Mais l’idée, vieille (année 60), d’une crise de la lecture en dit beaucoup sur la façon dont ses promoteurs conçoivent la lecture (c’est la littérature) et leur refus de l’étendre à un ensemble d’éléments (lecture de blogs, de messages sur Facebook, etc.).

Pour résumer : ViaBooks et tous les sites de lecture sociale exploitent des clichés qui ont circulé jusqu’à nous, dont nous sommes tous convaincus et qu’ils nous offrent les moyens de prolonger.

  1. Premier cliché : la lecture est en crise.
  2. Deuxième cliché-injonction : la lecture doit se partager. Pourquoi croyons-nous qu’elle est une expérience sociale ? Parce que la solitude est toujours suspectée.
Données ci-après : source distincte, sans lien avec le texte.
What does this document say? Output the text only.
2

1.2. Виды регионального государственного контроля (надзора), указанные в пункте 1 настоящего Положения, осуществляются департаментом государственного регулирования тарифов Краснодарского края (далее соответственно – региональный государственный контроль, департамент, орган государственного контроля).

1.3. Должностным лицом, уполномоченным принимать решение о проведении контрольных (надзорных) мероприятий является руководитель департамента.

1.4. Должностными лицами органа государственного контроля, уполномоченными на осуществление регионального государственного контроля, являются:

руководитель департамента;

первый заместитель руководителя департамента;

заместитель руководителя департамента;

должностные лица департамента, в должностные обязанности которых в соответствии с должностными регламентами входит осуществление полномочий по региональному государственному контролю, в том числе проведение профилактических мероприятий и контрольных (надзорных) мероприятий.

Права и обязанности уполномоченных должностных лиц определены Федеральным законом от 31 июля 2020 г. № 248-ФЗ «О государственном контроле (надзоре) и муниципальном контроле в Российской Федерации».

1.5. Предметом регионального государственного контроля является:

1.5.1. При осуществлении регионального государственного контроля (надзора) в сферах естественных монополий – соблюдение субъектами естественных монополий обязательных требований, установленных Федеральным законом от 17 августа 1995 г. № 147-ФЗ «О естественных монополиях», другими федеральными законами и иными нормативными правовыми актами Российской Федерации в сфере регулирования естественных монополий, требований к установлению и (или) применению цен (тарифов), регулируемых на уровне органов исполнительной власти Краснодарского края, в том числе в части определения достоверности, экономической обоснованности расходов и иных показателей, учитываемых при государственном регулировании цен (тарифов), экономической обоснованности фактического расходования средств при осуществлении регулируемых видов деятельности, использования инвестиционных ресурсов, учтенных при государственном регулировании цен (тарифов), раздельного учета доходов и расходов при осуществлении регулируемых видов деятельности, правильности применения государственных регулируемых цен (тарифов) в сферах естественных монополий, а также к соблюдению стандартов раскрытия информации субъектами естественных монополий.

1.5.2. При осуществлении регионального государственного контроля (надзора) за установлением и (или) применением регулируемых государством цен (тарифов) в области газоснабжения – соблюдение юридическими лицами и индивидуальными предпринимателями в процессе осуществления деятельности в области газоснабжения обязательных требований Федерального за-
Lorsque Saint-Ambroise lit silencieusement, au V°s, Saint-Augustin trouve ainsi l’acte suffisamment étrange pour le consigner.

« Quand il lisait, ses yeux parcouraient la page et son coeur examinait la signification, mais sa voix restait muette et sa langue immobile. N’importe qui pouvait l’approcher librement et les visiteurs n’étaient en général pas annoncés, si bien que souvent, lorsque nous venions lui rendre visite, nous le trouvions occupé à lire ainsi en silence, car il ne lisait jamais à haute voix. » (Saint-Augustin sur Saint-Ambroise, V°s)

Sociabilité et amitié

Or, donc, la sociabilité pourrait endiguer la crise de la lecture. L’élement au coeur de ce dispositif social est l’amitié. Ainsi lis-je sur ViaBooks : « La lecture est une amitié » écrivait Marcel Proust dans Sur la lecture. Amis qui apprécient la compagnie des livres, amis qui souhaitent soutenir les auteurs afin qu’ils continuent de nous émerveiller et de nous instruire. Amis qui, nous l’espérons, auront plaisir à se retrouver sur Viabooks. »

Mais pourquoi « Pourquoi la sociabilité 2.0 s’est elle construite sur le modèle de l’amitié ? » (Milad Doueihi, Pour un humanisme numérique). Pour une raison simple : l’amitié est ce qui se donne à voir hors de la sphère intime. L’amitié doit se montrer pour exister, doit pouvoir exclure tous ceux qui ne s’inscrivent pas dans son cercle.

Or, la reconnaissance d’un ami passe essentiellement par son visage. Les réseaux sociaux jouent ainsi exclusivement sur les différentes images qu’il peut prendre :

  • L’icône-portrait ou  photo-profil sur Facebook
  • La miniature, image réduite, qui circule plus facilement

Ainsi m’a-t-on demandé, pour m’enregistrer sur ViaBooks, de renseigner un portrait :

portrait réseaux sociaux milad doueihi image viabooks ViaBooks.fr : Le site qui donne envie de lire

Le dispositif repose alors sur des contraintes relationnelles : il n’est en effet pas possible, sur les réseaux sociaux en ligne, d’activer des fonctions sans avoir renseigné un ensemble d’informations.

Ainsi, les « cadres vides » (« Votre pseudo ? », « Vos livres préférés ? ») sont des ruses qui doivent favoriser la production gratuite de contenus, fonction de la nécessité qu’a l’amitié de se montrer pour exister.